Pengawasan dan Perlindungan Konsumen
Ketua Yayasan Lembaga Konsumen Indonesia (YLKI), Niti Emilia, mengingatkan bahwa kesehatan dan keselamatan merupakan hak dasar konsumen yang wajib dilindungi. Ia menyoroti lemahnya pengawasan terhadap produk wadah makanan yang beredar di pasaran, termasuk di e-commerce, yang sering kali dijual tanpa jaminan keaslian bahan.
“Konsumen tidak bisa menilai keamanan bahan hanya dengan melihat. Mereka harus mengandalkan label SNI dan sertifikasi resmi. Pemalsuan label, misalnya mengklaim tipe 304 padahal kualitas rendah, adalah pelanggaran hukum yang berisiko memicu keracunan massal,” tegas Niti.
YLKI mendesak pemerintah memperluas pengawasan tidak hanya pada kualitas makanan, tetapi juga peralatan makan yang digunakan di lapangan.
Rekomendasi Bersama
Diskusi yang berlangsung dinamis ini menghasilkan sejumlah rekomendasi, antara lain:
1. Seluruh pengadaan wadah makan MBG wajib dilakukan melalui penyedia bersertifikat.

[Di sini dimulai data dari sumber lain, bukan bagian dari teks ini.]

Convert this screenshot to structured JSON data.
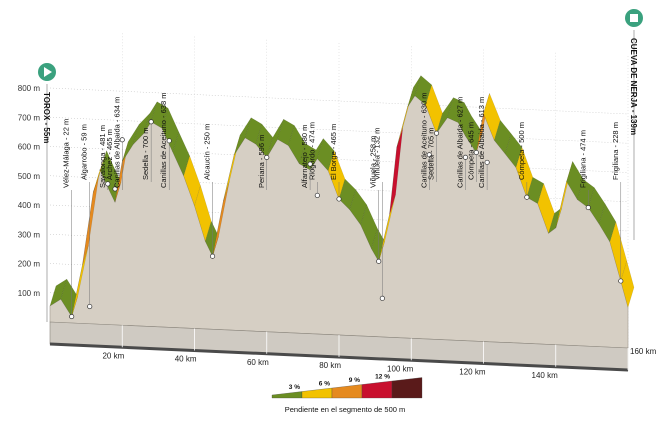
{
  "chart_data": {
    "type": "area",
    "title": "",
    "xlabel": "",
    "ylabel": "",
    "xlim": [
      0,
      160
    ],
    "ylim": [
      0,
      1000
    ],
    "y_ticks": [
      100,
      200,
      300,
      400,
      500,
      600,
      700,
      800
    ],
    "y_tick_labels": [
      "100 m",
      "200 m",
      "300 m",
      "400 m",
      "500 m",
      "600 m",
      "700 m",
      "800 m"
    ],
    "x_ticks": [
      20,
      40,
      60,
      80,
      100,
      120,
      140,
      160
    ],
    "x_tick_labels": [
      "20 km",
      "40 km",
      "60 km",
      "80 km",
      "100 km",
      "120 km",
      "140 km",
      "160 km"
    ],
    "start_label": "TOROX - 55m",
    "finish_label": "CUEVA DE NERJA - 139m",
    "profile": [
      [
        0,
        55
      ],
      [
        3,
        80
      ],
      [
        6,
        22
      ],
      [
        9,
        200
      ],
      [
        12,
        450
      ],
      [
        14,
        525
      ],
      [
        16,
        470
      ],
      [
        18,
        420
      ],
      [
        20,
        560
      ],
      [
        23,
        620
      ],
      [
        26,
        660
      ],
      [
        28,
        700
      ],
      [
        31,
        680
      ],
      [
        34,
        600
      ],
      [
        37,
        520
      ],
      [
        40,
        420
      ],
      [
        43,
        300
      ],
      [
        45,
        250
      ],
      [
        48,
        440
      ],
      [
        51,
        600
      ],
      [
        54,
        660
      ],
      [
        57,
        640
      ],
      [
        60,
        596
      ],
      [
        63,
        660
      ],
      [
        66,
        640
      ],
      [
        69,
        580
      ],
      [
        72,
        560
      ],
      [
        74,
        600
      ],
      [
        77,
        560
      ],
      [
        80,
        465
      ],
      [
        83,
        430
      ],
      [
        86,
        380
      ],
      [
        89,
        300
      ],
      [
        91,
        258
      ],
      [
        94,
        420
      ],
      [
        96,
        650
      ],
      [
        99,
        790
      ],
      [
        101,
        830
      ],
      [
        104,
        800
      ],
      [
        107,
        705
      ],
      [
        110,
        760
      ],
      [
        113,
        745
      ],
      [
        115,
        700
      ],
      [
        118,
        645
      ],
      [
        120,
        780
      ],
      [
        123,
        690
      ],
      [
        126,
        645
      ],
      [
        129,
        600
      ],
      [
        132,
        500
      ],
      [
        135,
        480
      ],
      [
        138,
        380
      ],
      [
        140,
        400
      ],
      [
        143,
        560
      ],
      [
        146,
        500
      ],
      [
        149,
        474
      ],
      [
        152,
        420
      ],
      [
        155,
        360
      ],
      [
        158,
        228
      ],
      [
        160,
        139
      ]
    ],
    "waypoints": [
      {
        "name": "Vélez-Málaga - 22 m",
        "km": 6,
        "alt": 22
      },
      {
        "name": "Algarrobo - 59 m",
        "km": 11,
        "alt": 59
      },
      {
        "name": "Sayalonga - 481 m",
        "km": 16,
        "alt": 481
      },
      {
        "name": "Archez - 465 m",
        "km": 18,
        "alt": 465
      },
      {
        "name": "Canillas de Albaida - 634 m",
        "km": 20,
        "alt": 634
      },
      {
        "name": "Sedella - 700 m",
        "km": 28,
        "alt": 700
      },
      {
        "name": "Canillas de Aceituno - 638 m",
        "km": 33,
        "alt": 638
      },
      {
        "name": "Alcaucín - 250 m",
        "km": 45,
        "alt": 250
      },
      {
        "name": "Periana - 596 m",
        "km": 60,
        "alt": 596
      },
      {
        "name": "Riogordo - 474 m",
        "km": 74,
        "alt": 474
      },
      {
        "name": "Alfarnatejo - 580 m",
        "km": 72,
        "alt": 580
      },
      {
        "name": "El Borge - 465 m",
        "km": 80,
        "alt": 465
      },
      {
        "name": "Viñuela - 258 m",
        "km": 91,
        "alt": 258
      },
      {
        "name": "Viñuela - 132 m",
        "km": 92,
        "alt": 132
      },
      {
        "name": "Canillas de Aceituno - 630 m",
        "km": 105,
        "alt": 630
      },
      {
        "name": "Sedella - 705 m",
        "km": 107,
        "alt": 705
      },
      {
        "name": "Canillas de Albaida - 627 m",
        "km": 115,
        "alt": 627
      },
      {
        "name": "Cómpeta - 645 m",
        "km": 118,
        "alt": 645
      },
      {
        "name": "Canillas de Albaida - 613 m",
        "km": 121,
        "alt": 613
      },
      {
        "name": "Cómpeta - 500 m",
        "km": 132,
        "alt": 500
      },
      {
        "name": "Frigiliana - 474 m",
        "km": 149,
        "alt": 474
      },
      {
        "name": "Frigiliana - 228 m",
        "km": 158,
        "alt": 228
      }
    ],
    "legend": {
      "caption": "Pendiente en el segmento de 500 m",
      "items": [
        {
          "label": "3 %",
          "color": "#6b8e23"
        },
        {
          "label": "6 %",
          "color": "#f2c200"
        },
        {
          "label": "9 %",
          "color": "#e58a1f"
        },
        {
          "label": "12 %",
          "color": "#c8102e"
        },
        {
          "label": "",
          "color": "#5a1a1a"
        }
      ]
    },
    "colors": {
      "terrain": "#d6cfc4",
      "base": "#4a4a4a",
      "marker": "#3aa17e",
      "grid": "#bbbbbb"
    }
  }
}
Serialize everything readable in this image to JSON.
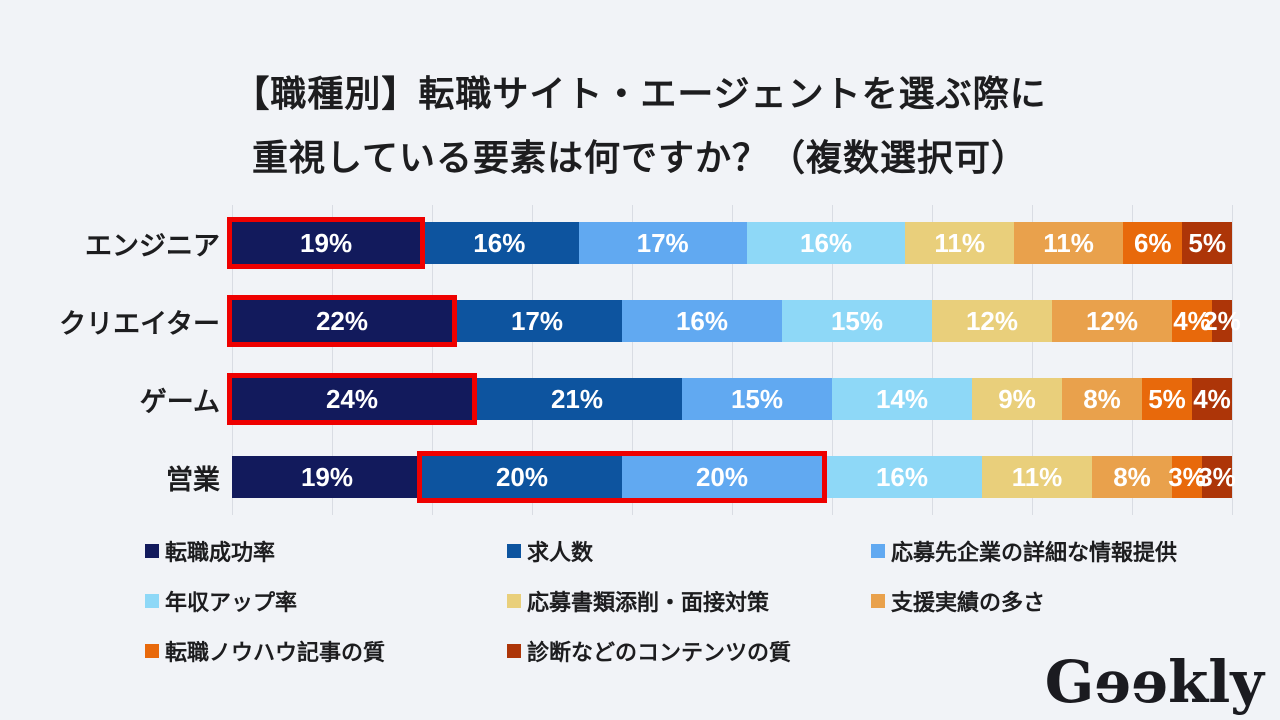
{
  "background": "#f1f3f7",
  "title": {
    "line1": "【職種別】転職サイト・エージェントを選ぶ際に",
    "line2": "重視している要素は何ですか？（複数選択可）"
  },
  "chart_data": {
    "type": "bar",
    "stacked": true,
    "orientation": "horizontal",
    "value_suffix": "%",
    "categories": [
      "エンジニア",
      "クリエイター",
      "ゲーム",
      "営業"
    ],
    "series": [
      {
        "name": "転職成功率",
        "color": "#121a5c",
        "values": [
          19,
          22,
          24,
          19
        ]
      },
      {
        "name": "求人数",
        "color": "#0d549f",
        "values": [
          16,
          17,
          21,
          20
        ]
      },
      {
        "name": "応募先企業の詳細な情報提供",
        "color": "#61a9f1",
        "values": [
          17,
          16,
          15,
          20
        ]
      },
      {
        "name": "年収アップ率",
        "color": "#8ed8f7",
        "values": [
          16,
          15,
          14,
          16
        ]
      },
      {
        "name": "応募書類添削・面接対策",
        "color": "#e9cf7b",
        "values": [
          11,
          12,
          9,
          11
        ]
      },
      {
        "name": "支援実績の多さ",
        "color": "#e9a14c",
        "values": [
          11,
          12,
          8,
          8
        ]
      },
      {
        "name": "転職ノウハウ記事の質",
        "color": "#e8690b",
        "values": [
          6,
          4,
          5,
          3
        ]
      },
      {
        "name": "診断などのコンテンツの質",
        "color": "#ad3508",
        "values": [
          5,
          2,
          4,
          3
        ]
      }
    ],
    "highlights": [
      {
        "row": 0,
        "from": 0,
        "to": 0
      },
      {
        "row": 1,
        "from": 0,
        "to": 0
      },
      {
        "row": 2,
        "from": 0,
        "to": 0
      },
      {
        "row": 3,
        "from": 1,
        "to": 2
      }
    ],
    "highlight_color": "#ee0000",
    "gridlines": {
      "interval_percent": 10,
      "color": "#d9dce3"
    },
    "legend_position": "bottom"
  },
  "logo": {
    "g": "G",
    "ee": "ee",
    "rest": "kly"
  }
}
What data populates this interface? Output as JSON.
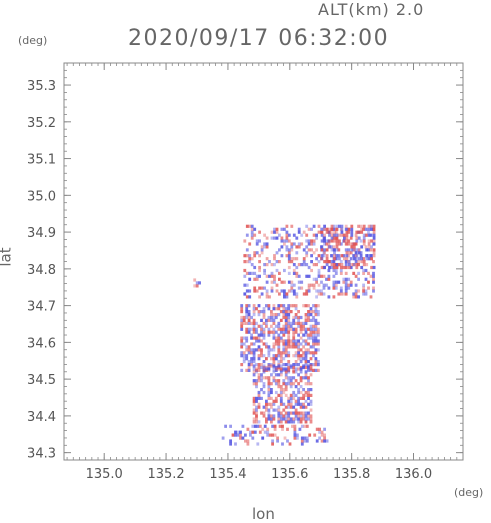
{
  "header": {
    "altitude_label": "ALT(km) 2.0",
    "timestamp": "2020/09/17 06:32:00"
  },
  "chart_data": {
    "type": "heatmap",
    "title": "2020/09/17 06:32:00",
    "subtitle": "ALT(km) 2.0",
    "xlabel": "lon",
    "ylabel": "lat",
    "x_unit": "(deg)",
    "y_unit": "(deg)",
    "xlim": [
      134.87,
      136.16
    ],
    "ylim": [
      34.28,
      35.36
    ],
    "x_ticks": [
      "135.0",
      "135.2",
      "135.4",
      "135.6",
      "135.8",
      "136.0"
    ],
    "x_tick_values": [
      135.0,
      135.2,
      135.4,
      135.6,
      135.8,
      136.0
    ],
    "y_ticks": [
      "34.3",
      "34.4",
      "34.5",
      "34.6",
      "34.7",
      "34.8",
      "34.9",
      "35.0",
      "35.1",
      "35.2",
      "35.3"
    ],
    "y_tick_values": [
      34.3,
      34.4,
      34.5,
      34.6,
      34.7,
      34.8,
      34.9,
      35.0,
      35.1,
      35.2,
      35.3
    ],
    "grid": false,
    "colors": {
      "positive": "#e05050",
      "negative": "#5050e0",
      "axis": "#888888"
    },
    "echo_clusters": [
      {
        "region": "north",
        "lon_range": [
          135.45,
          135.87
        ],
        "lat_range": [
          34.72,
          34.92
        ],
        "density": 0.35
      },
      {
        "region": "central",
        "lon_range": [
          135.44,
          135.69
        ],
        "lat_range": [
          34.52,
          34.7
        ],
        "density": 0.62
      },
      {
        "region": "stem",
        "lon_range": [
          135.48,
          135.67
        ],
        "lat_range": [
          34.38,
          34.54
        ],
        "density": 0.55
      },
      {
        "region": "south",
        "lon_range": [
          135.38,
          135.72
        ],
        "lat_range": [
          34.32,
          34.37
        ],
        "density": 0.3
      },
      {
        "region": "west",
        "lon_range": [
          135.28,
          135.31
        ],
        "lat_range": [
          34.75,
          34.77
        ],
        "density": 0.55
      },
      {
        "region": "ne-arm",
        "lon_range": [
          135.7,
          135.87
        ],
        "lat_range": [
          34.8,
          34.92
        ],
        "density": 0.45
      }
    ]
  }
}
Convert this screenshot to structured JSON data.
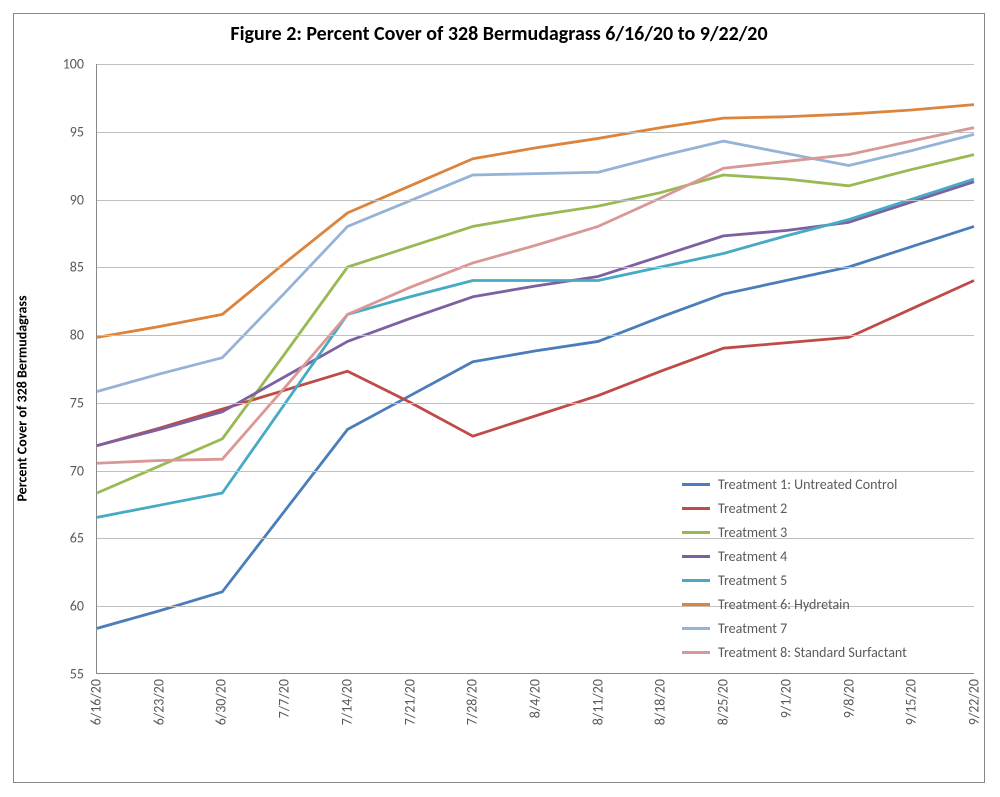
{
  "chart": {
    "type": "line",
    "title": "Figure 2: Percent Cover of 328 Bermudagrass 6/16/20 to 9/22/20",
    "title_fontsize": 20,
    "ylabel": "Percent Cover of 328 Bermudagrass",
    "ylabel_fontsize": 14,
    "background_color": "#ffffff",
    "grid_color": "#bfbfbf",
    "border_color": "#888888",
    "tick_font_color": "#595959",
    "tick_fontsize": 14,
    "ylim": [
      55,
      100
    ],
    "ytick_step": 5,
    "yticks": [
      55,
      60,
      65,
      70,
      75,
      80,
      85,
      90,
      95,
      100
    ],
    "x_categories": [
      "6/16/20",
      "6/23/20",
      "6/30/20",
      "7/7/20",
      "7/14/20",
      "7/21/20",
      "7/28/20",
      "8/4/20",
      "8/11/20",
      "8/18/20",
      "8/25/20",
      "9/1/20",
      "9/8/20",
      "9/15/20",
      "9/22/20"
    ],
    "line_width": 2.8,
    "legend": {
      "position": "inside-bottom-right",
      "fontsize": 14
    },
    "series": [
      {
        "name": "Treatment 1: Untreated Control",
        "color": "#4a7ebb",
        "values": [
          58.3,
          59.6,
          61.0,
          67.0,
          73.0,
          75.5,
          78.0,
          78.8,
          79.5,
          81.3,
          83.0,
          84.0,
          85.0,
          86.5,
          88.0
        ]
      },
      {
        "name": "Treatment 2",
        "color": "#be4b48",
        "values": [
          71.8,
          73.1,
          74.5,
          75.9,
          77.3,
          75.0,
          72.5,
          74.0,
          75.5,
          77.3,
          79.0,
          79.4,
          79.8,
          81.9,
          84.0
        ]
      },
      {
        "name": "Treatment 3",
        "color": "#98b954",
        "values": [
          68.3,
          70.3,
          72.3,
          78.6,
          85.0,
          86.5,
          88.0,
          88.8,
          89.5,
          90.5,
          91.8,
          91.5,
          91.0,
          92.2,
          93.3
        ]
      },
      {
        "name": "Treatment 4",
        "color": "#7d60a0",
        "values": [
          71.8,
          73.0,
          74.3,
          76.9,
          79.5,
          81.2,
          82.8,
          83.6,
          84.3,
          85.8,
          87.3,
          87.7,
          88.3,
          89.8,
          91.3
        ]
      },
      {
        "name": "Treatment 5",
        "color": "#46aac5",
        "values": [
          66.5,
          67.4,
          68.3,
          74.9,
          81.5,
          82.8,
          84.0,
          84.0,
          84.0,
          85.0,
          86.0,
          87.3,
          88.5,
          90.0,
          91.5
        ]
      },
      {
        "name": "Treatment 6: Hydretain",
        "color": "#db843d",
        "values": [
          79.8,
          80.6,
          81.5,
          85.3,
          89.0,
          91.0,
          93.0,
          93.8,
          94.5,
          95.3,
          96.0,
          96.1,
          96.3,
          96.6,
          97.0
        ]
      },
      {
        "name": "Treatment 7",
        "color": "#95b3d7",
        "values": [
          75.8,
          77.1,
          78.3,
          83.1,
          88.0,
          89.9,
          91.8,
          91.9,
          92.0,
          93.2,
          94.3,
          93.4,
          92.5,
          93.6,
          94.8
        ]
      },
      {
        "name": "Treatment 8: Standard Surfactant",
        "color": "#d99795",
        "values": [
          70.5,
          70.7,
          70.8,
          76.1,
          81.5,
          83.5,
          85.3,
          86.6,
          88.0,
          90.1,
          92.3,
          92.8,
          93.3,
          94.3,
          95.3
        ]
      }
    ]
  }
}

2. Pengawasan ketat terhadap bahan dan proses produksi untuk memastikan keamanan pangan.
3. Edukasi kepada pelaku usaha mengenai standar bahan aman dan prosedur sertifikasi.
Dengan pengendalian mutu yang ketat serta penggunaan bahan yang aman, para peserta forum optimistis program MBG tidak hanya menjadi solusi gizi, tetapi juga mampu menjamin kesehatan dan masa depan generasi muda Indonesia.